Monday, October 8, 2012

The School Bond

I was quite bemused by an op-ed in today's Oregonian against the school bond measure.  It is both typical and confused:
When the Big One hits Portland Public Schools, it won't be an earthquake. It will be the realization that a half-billion dollar school bond can't buy a good education in Portland Public Schools.

Why?

Because money can't buy parental involvement -- one of the most important influences on every child's education.

That half-billion dollar bond will not be used to hire more and better teachers.

Nor will it add more classroom days. In 2012-13, Portland school students have almost 170 days. The national norm is 180 days.

And the bond will not lengthen the school day.

Instead, school bond supporters have seized on seismic safety. This is an emotional ploy, just as they have resorted to the kind of empty proclamations -- "a great city deserves great schools" -- that is associated with advertising, not education.
Typical in that the authors talk about instructional issues as missing from the bond.  Yes, the bond does not address the day-to-day operations of the schools and yes class size, contact hours and rewarding and promoting effective teachers is important and not part of the bond.

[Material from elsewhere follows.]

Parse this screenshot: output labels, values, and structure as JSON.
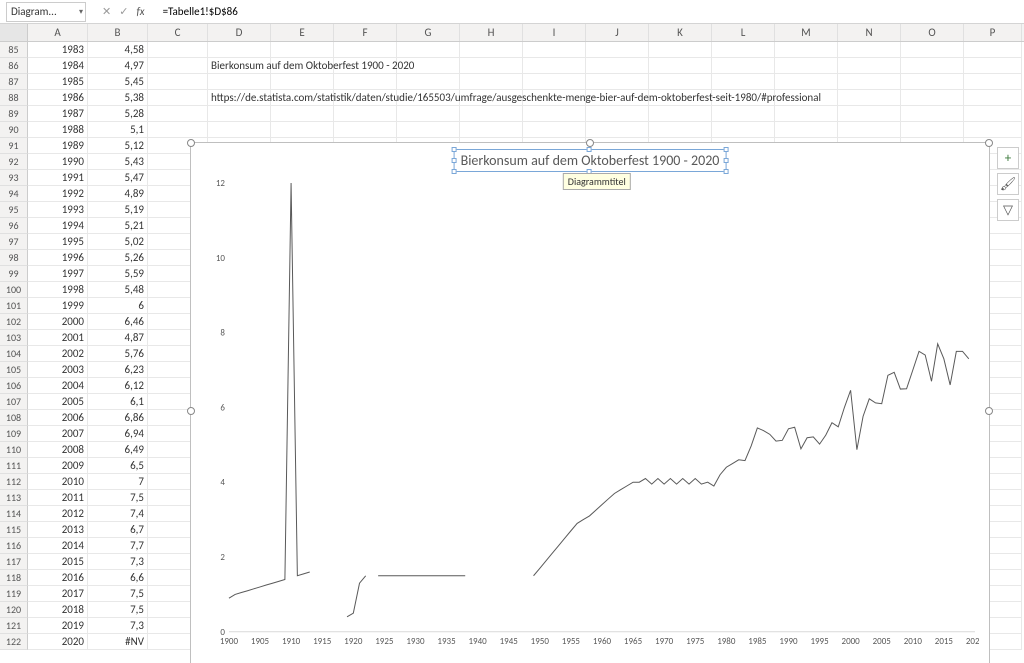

Confused in that these are all recurring budgetary items that are quite distinct than the one time expenditure the bond is proposing.  This bond is not about fixing the recurring budgetary woes of PPS but about addressing infrastructure.  Mashing the two together is misguided and misleading.  And then trowing in parental involvement, which has nothing to do about either, as the lead?  Bizarre.

And to belittle seismic safety as an emotional ploy is alarming and offensive.  If you know anything about PPS buildings and are not absolutely terrified of an earthquake then you are not paying close enough attention.

Here is a typically confused line:
What will the students gain? Upgraded middle-school science labs, some roofs, and disability access, which we thoroughly support. But a half-billion dollars, spent on buildings, cannot be spent on operating costs. The operating levy passed last year will not be enough to save teacher positions next year nor the next three years after.
Ummm...first of how about gaining buildings that will not collapse upon them and crush them to death in the inevitable earthquake.  Second, once again, the levy is not about operating costs - that is a recurring budgetary item that is mainly handled at the state level, this is about infrastructure.

The authors go on to state that PPS did not learn enough from last year's no vote.  I think they did.  My biggest concern last year was the lack of attention to seismic safety which I thought should be the number one priority.  I know, as do the authors of the op-ed that fancy facilities matter little in student achievement, but this has nothing to do with seismic safety. The bond is not about 'fancifying' facilities, but making sure they are minimally structurally sound.

Yes, they should have made a better proposal last year and I am frankly glad it failed, because we finally have a bond measure that addresses the elephant in the room: the threat of a big earthquake and the devastation it will reap on PPS schools.

[Full disclosure: I have two kids who attend a PPS school in one of the most seismically vulnerable buildings.  But I believe that in ten years, when they are out of PPS, I will still feel the same way about the vulnerability of our kids to the big earthquake and support expenditures to rectify the situation.]

2 comments:

Mary Sue said...

Shoot. I have no kids and just bought a house and I'm still voting yes. Leaky, dangerous schools are not awesome.

BJCefola said...

The op-ed would make more sense if they were calling for a bigger operating levy in lieu of the capital bond, but nowhere do they suggest such a thing.

It seems to be a common mistake, conflating the exercise of a veto (which by definition keeps everything the same) with the kind of positive action needed to create change.